The Tories may come in 2008 to rue their equivocal attitude to nuclear - this policy may yet be a dreadful millstone for them, an ugly albatross hanging around their greenwashed necks. Zac Goldsmith believed, when he joined the Tories, that he had a commitment from them not to go down the nuclear route. Now it is clear that the Tories are willing to allow new nuclear power providing it is privately funded - that, in effect, they will NOT oppose New Labour policy. Zac must be feeling rather betrayed...perhaps 2008 might even see him return to the fold, and join the Green Party?

The May 1st local elections will be a significant milestone in British politics: the first real test of Brown's Labour Party. In London, Ken Livingstone will hang on to be re-elected as Mayor, and the Green group on the Greater London Assembly will grow to 3 or 4 A.M.s, thus strengthening the Greens' grip on the budgetary balance of power in London. Where I am writing from, in Norwich, we may achieve a historic milestone. If just 3 seats change hands, then the Green Party could become the largest Party on Norwich City Council, the first time that that has ever happened on a British Principal Authority Council. Fighting on issues such as more affordable housing, no to incineration, and yes to ‘home rule' (Unitary status) for Norwich, the Green Party will, I predict, certainly become at least the second-largest Party on the Council, consigning Norwich's LibDems to the dustbin of history. And that outcome, official Opposition status for the Greens, would itself too be a milestone, a historic first in British politics.

The Green Party's 1st ever Leadership election will take place in early autumn 2008. By the end of this year, the British public will be getting used to not just Gordon Brown, David Cameron and Nick Clegg, but also a fourth name: Caroline Lucas? Sian Berry? Peter Tatchell? We will, of course, have to wait and see a while longer, to find out who will stand for the Leadership of the Green Party, in an election which, because of its first time status, will surely attract more publicity than the Greens have experienced since 1989.

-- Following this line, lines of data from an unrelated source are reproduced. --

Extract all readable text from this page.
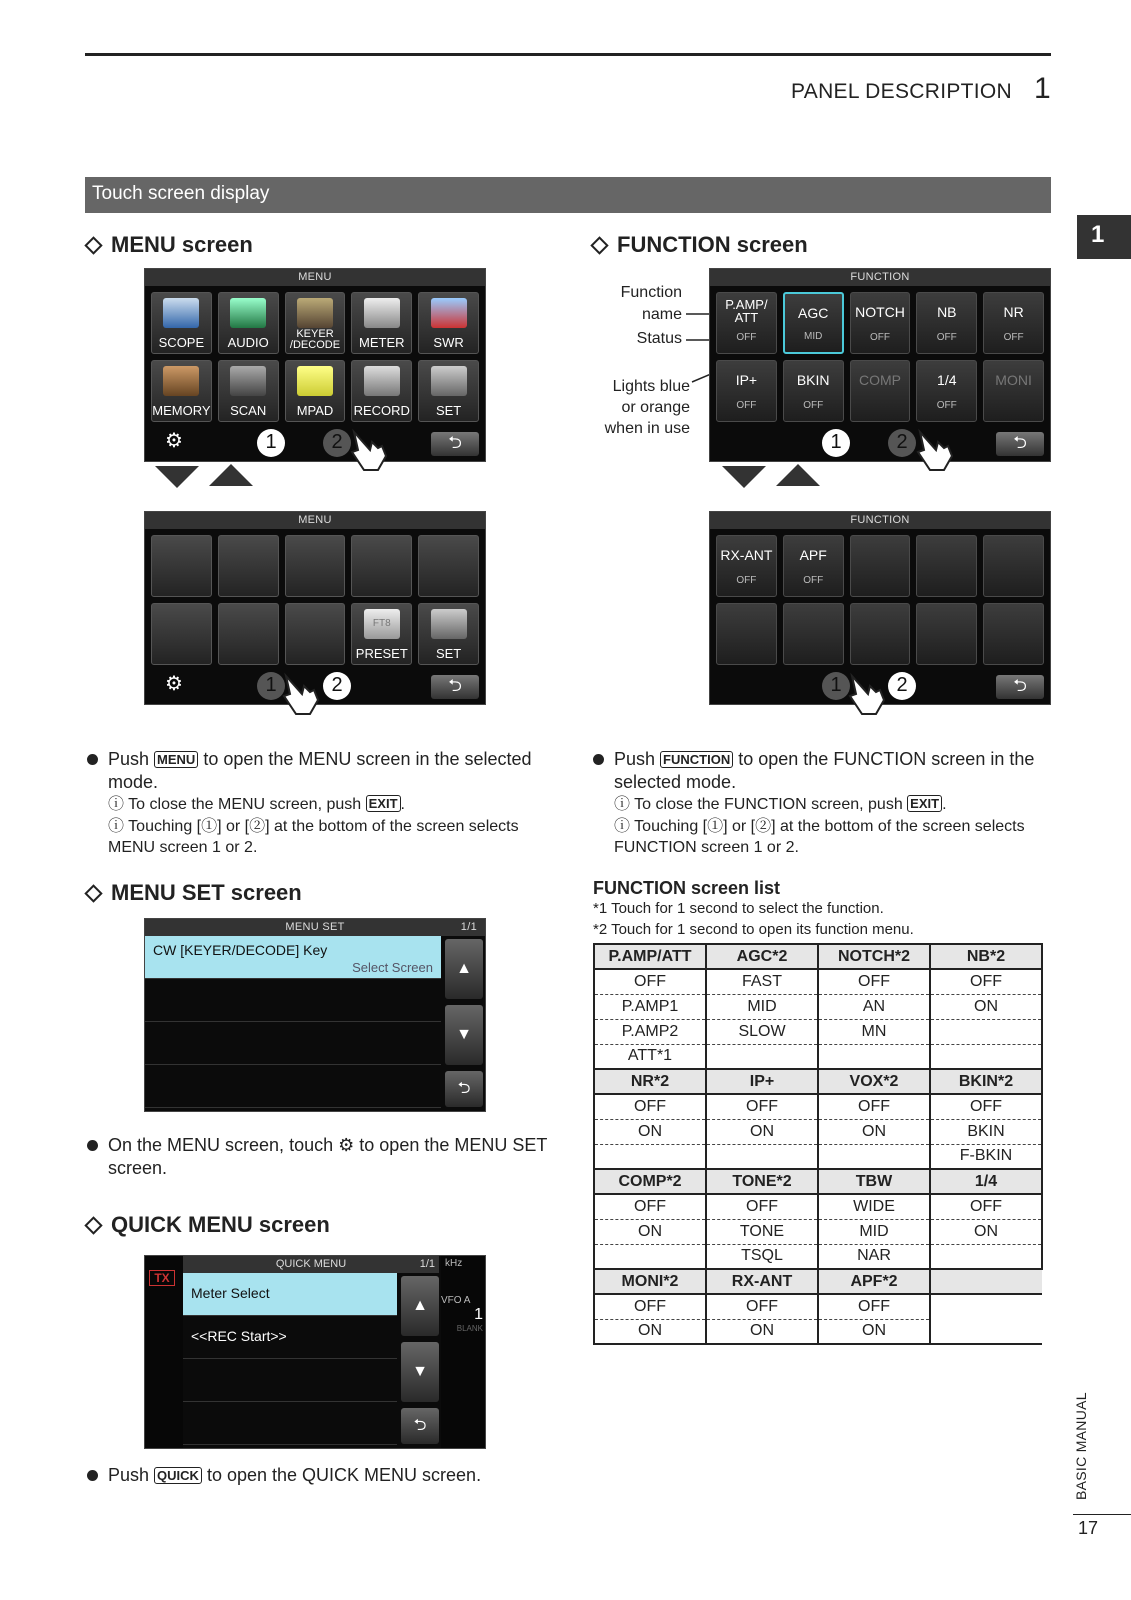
PANEL DESCRIPTION 1
Touch screen display
1
BASIC MANUAL
17
MENU screen
MENU
SCOPE	AUDIO
KEYER /DECODE	METER	SWR
MEMORY	SCAN	MPAD	RECORD	SET
⚙	1	2	⮌
MENU
FT8
PRESET	SET
⚙	1	2	⮌
Push MENU to open the MENU screen in the selected mode.
ⓘ To close the MENU screen, push EXIT .
ⓘ Touching [①] or [②] at the bottom of the screen selects MENU screen 1 or 2.
FUNCTION screen
Function
name
Status
Lights blue
or orange
when in use
FUNCTION
P.AMP/ ATT
OFF
AGC
MID
NOTCH
OFF
NB
OFF
NR
OFF
IP+
OFF
BKIN
OFF
COMP	1/4
OFF
MONI
1	2	⮌
FUNCTION
RX-ANT
OFF
APF
OFF
1	2	⮌
Push FUNCTION to open the FUNCTION screen in the selected mode.
ⓘ To close the FUNCTION screen, push EXIT .
ⓘ Touching [①] or [②] at the bottom of the screen selects FUNCTION screen 1 or 2.
MENU SET screen
MENU SET	1/1
CW [KEYER/DECODE] Key
Select Screen	▲
▼
⮌
On the MENU screen, touch ⚙ to open the MENU SET screen.
QUICK MENU screen
TX
kHz
VFO A
1
BLANK
QUICK MENU	1/1
Meter Select
<<REC Start>>
▲
▼
⮌
Push QUICK to open the QUICK MENU screen.
FUNCTION screen list
*1 Touch for 1 second to select the function.
*2 Touch for 1 second to open its function menu.
P.AMP/ATT	AGC*2	NOTCH*2	NB*2
OFF	FAST	OFF	OFF
P.AMP1	MID	AN	ON
P.AMP2	SLOW	MN	
ATT*1			
NR*2	IP+	VOX*2	BKIN*2
OFF	OFF	OFF	OFF
ON	ON	ON	BKIN
			F-BKIN
COMP*2	TONE*2	TBW	1/4
OFF	OFF	WIDE	OFF
ON	TONE	MID	ON
	TSQL	NAR	
MONI*2	RX-ANT	APF*2	
OFF	OFF	OFF	
ON	ON	ON	
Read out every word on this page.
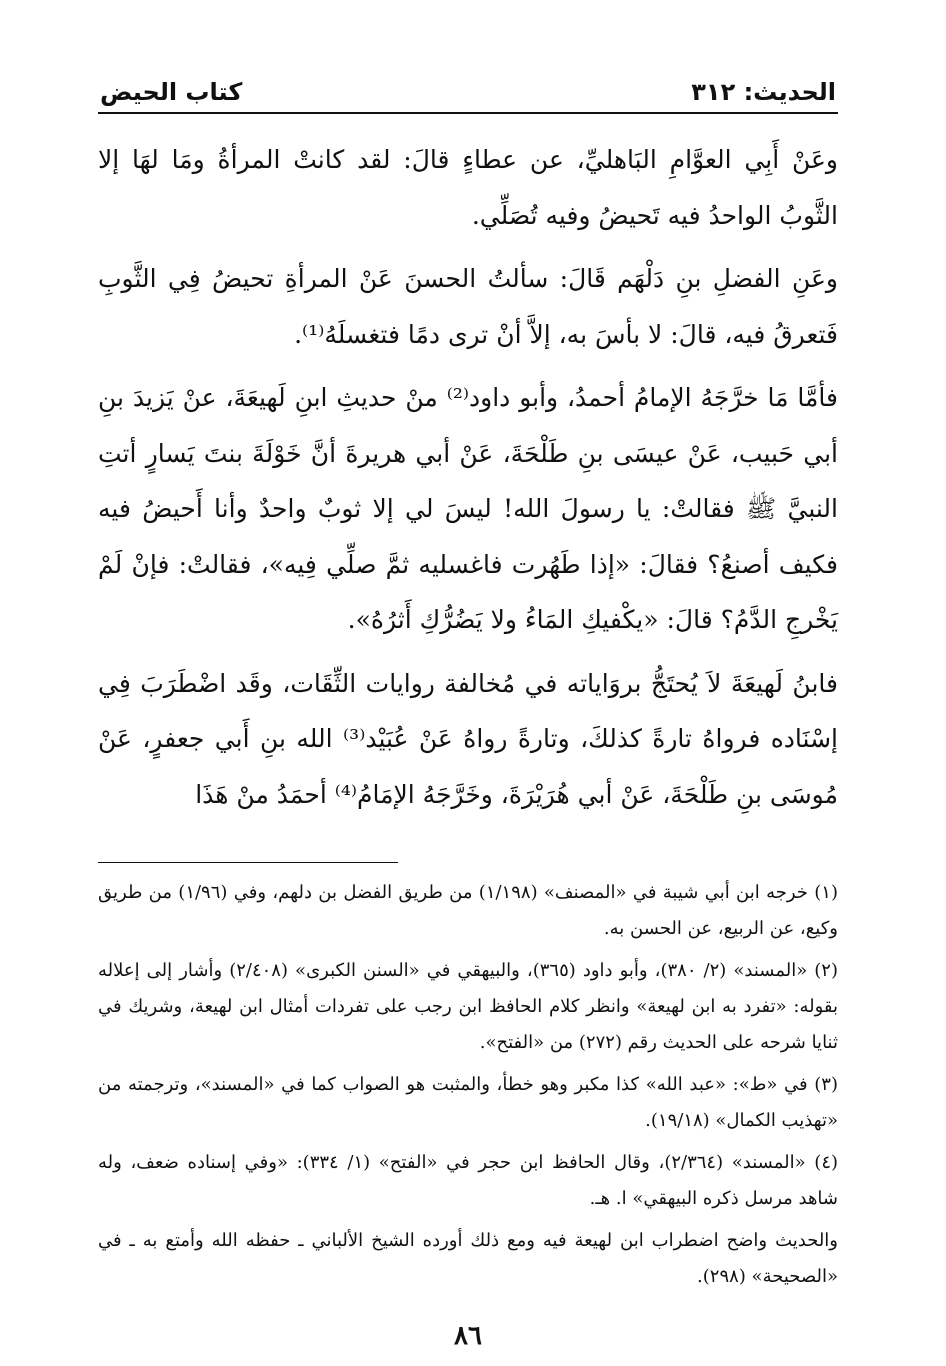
الحديث: ٣١٢
كتاب الحيض

وعَنْ أَبِي العوَّامِ البَاهليِّ، عن عطاءٍ قالَ: لقد كانتْ المرأةُ ومَا لهَا إلا الثَّوبُ الواحدُ فيه تَحيضُ وفيه تُصَلِّي.

وعَنِ الفضلِ بنِ دَلْهَم قَالَ: سألتُ الحسنَ عَنْ المرأةِ تحيضُ فِي الثَّوبِ فَتعرقُ فيه، قالَ: لا بأسَ به، إلاَّ أنْ ترى دمًا فتغسلَهُ⁽¹⁾.

فأمَّا مَا خرَّجَهُ الإمامُ أحمدُ، وأبو داود⁽²⁾ منْ حديثِ ابنِ لَهيعَةَ، عنْ يَزيدَ بنِ أبي حَبيب، عَنْ عيسَى بنِ طَلْحَةَ، عَنْ أبي هريرةَ أنَّ خَوْلَةَ بنتَ يَسارٍ أتتِ النبيَّ ﷺ فقالتْ: يا رسولَ الله! ليسَ لي إلا ثوبٌ واحدٌ وأنا أَحيضُ فيه فكيف أصنعُ؟ فقالَ: «إذا طَهُرت فاغسليه ثمَّ صلِّي فِيه»، فقالتْ: فإنْ لَمْ يَخْرجِ الدَّمُ؟ قالَ: «يكْفيكِ المَاءُ ولا يَضُرُّكِ أَثرُهُ».

فابنُ لَهيعَةَ لاَ يُحتَجُّ بروَاياته في مُخالفة روايات الثِّقَات، وقَد اضْطَرَبَ فِي إسْنَاده فرواهُ تارةً كذلكَ، وتارةً رواهُ عَنْ عُبَيْد⁽³⁾ الله بنِ أَبي جعفرٍ، عَنْ مُوسَى بنِ طَلْحَةَ، عَنْ أبي هُرَيْرَةَ، وخَرَّجَهُ الإمَامُ⁽⁴⁾ أحمَدُ منْ هَذَا

(١) خرجه ابن أبي شيبة في «المصنف» (١/١٩٨) من طريق الفضل بن دلهم، وفي (١/٩٦) من طريق وكيع، عن الربيع، عن الحسن به.

(٢) «المسند» (٢/ ٣٨٠)، وأبو داود (٣٦٥)، والبيهقي في «السنن الكبرى» (٢/٤٠٨) وأشار إلى إعلاله بقوله: «تفرد به ابن لهيعة» وانظر كلام الحافظ ابن رجب على تفردات أمثال ابن لهيعة، وشريك في ثنايا شرحه على الحديث رقم (٢٧٢) من «الفتح».

(٣) في «ط»: «عبد الله» كذا مكبر وهو خطأ، والمثبت هو الصواب كما في «المسند»، وترجمته من «تهذيب الكمال» (١٩/١٨).

(٤) «المسند» (٢/٣٦٤)، وقال الحافظ ابن حجر في «الفتح» (١/ ٣٣٤): «وفي إسناده ضعف، وله شاهد مرسل ذكره البيهقي» ا. هـ.

والحديث واضح اضطراب ابن لهيعة فيه ومع ذلك أورده الشيخ الألباني ـ حفظه الله وأمتع به ـ في «الصحيحة» (٢٩٨).

٨٦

The most important event of 2008, however, will not take place until December, and will not take place in Britain. In Poland, the successor Conference to Bali may well decide the fate of human civilisation. The long run-up to this event, as governments and NGOs try to get hard figures tied down to the "deep cuts" in emissions that the Bali agreement has promised us all, is the real story of 2008. Failure in Poznan will negate success in everything else in the year ahead. For, to put it simply: without a sustainably-liveable planet, within a couple of generations none of us will have any elections - nor indeed anything else - to worry about.